Airflow implementation of ingest pipeline for VEDA STAC data
Other
7 stars 2 forks source link

veda-data-airflow

This repo houses function code and deployment code for producing cloud-optimized data products and STAC metadata for interfaces such as https://github.com/NASA-IMPACT/delta-ui.

Project layout

Fetching Submodules

First time setting up the repo: git submodule update --init --recursive

Afterwards: git submodule update --recursive --remote

Requirements

Docker

See get-docker

Terraform

See terraform-getting-started

AWS CLI

See getting-started-install

Deployment

This project uses Terraform modules to deploy Apache Airflow and related AWS resources using Amazon's managed Airflow provider.

Make sure that environment variables are set

.env.example` contains the environment variables which are necessary to deploy. Copy this file and update its contents with actual values. The deploy script will source and use this file during deployment when provided through the command line:

# Copy .env.example to a new file
$cp .env.example .env
# Fill values for the environments variables

# Init terraform modules
$bash ./scripts/deploy.sh .env <<< init

# Deploy
$bash ./scripts/deploy.sh .env <<< deploy

Note: Be careful not to check in .env (or whatever you called your env file) when committing work.

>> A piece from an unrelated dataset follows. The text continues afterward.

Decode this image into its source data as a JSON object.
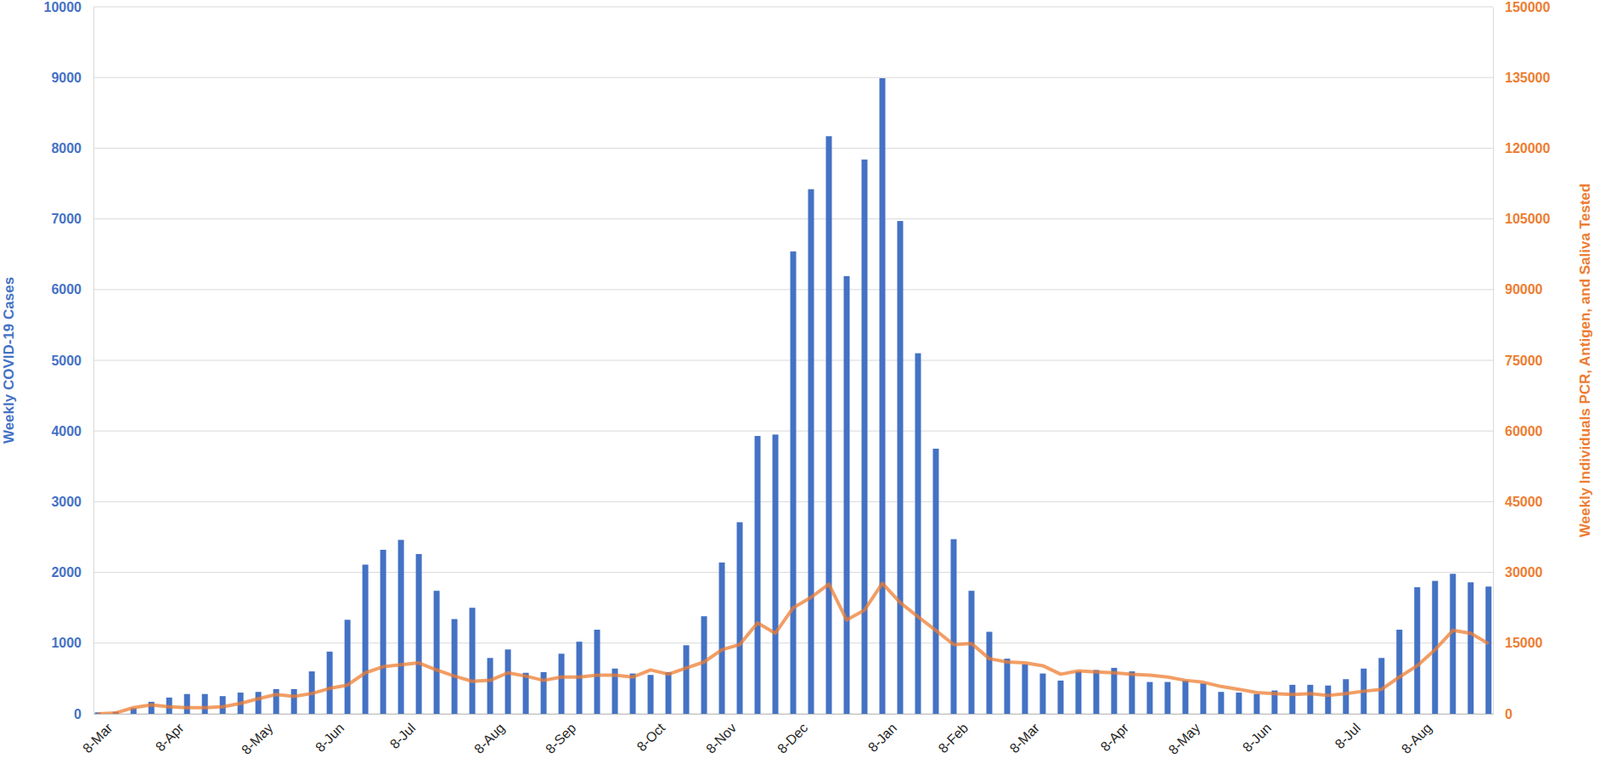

Currently, the client id and domain of an existing Cognito user pool programmatic client must be supplied in configuration as VEDA_CLIENT_ID and VEDA_COGNITO_DOMAIN (the veda-auth project can be used to deploy a Cognito user pool and client). To dispense auth tokens via the workflows API swagger docs, an administrator must add the ingest API lambda URL to the allowed callbacks of the Cognito client.

Gitflow Model

VEDA pipeline gitflow

License

This project is licensed under Apache 2, see the LICENSE file for more details.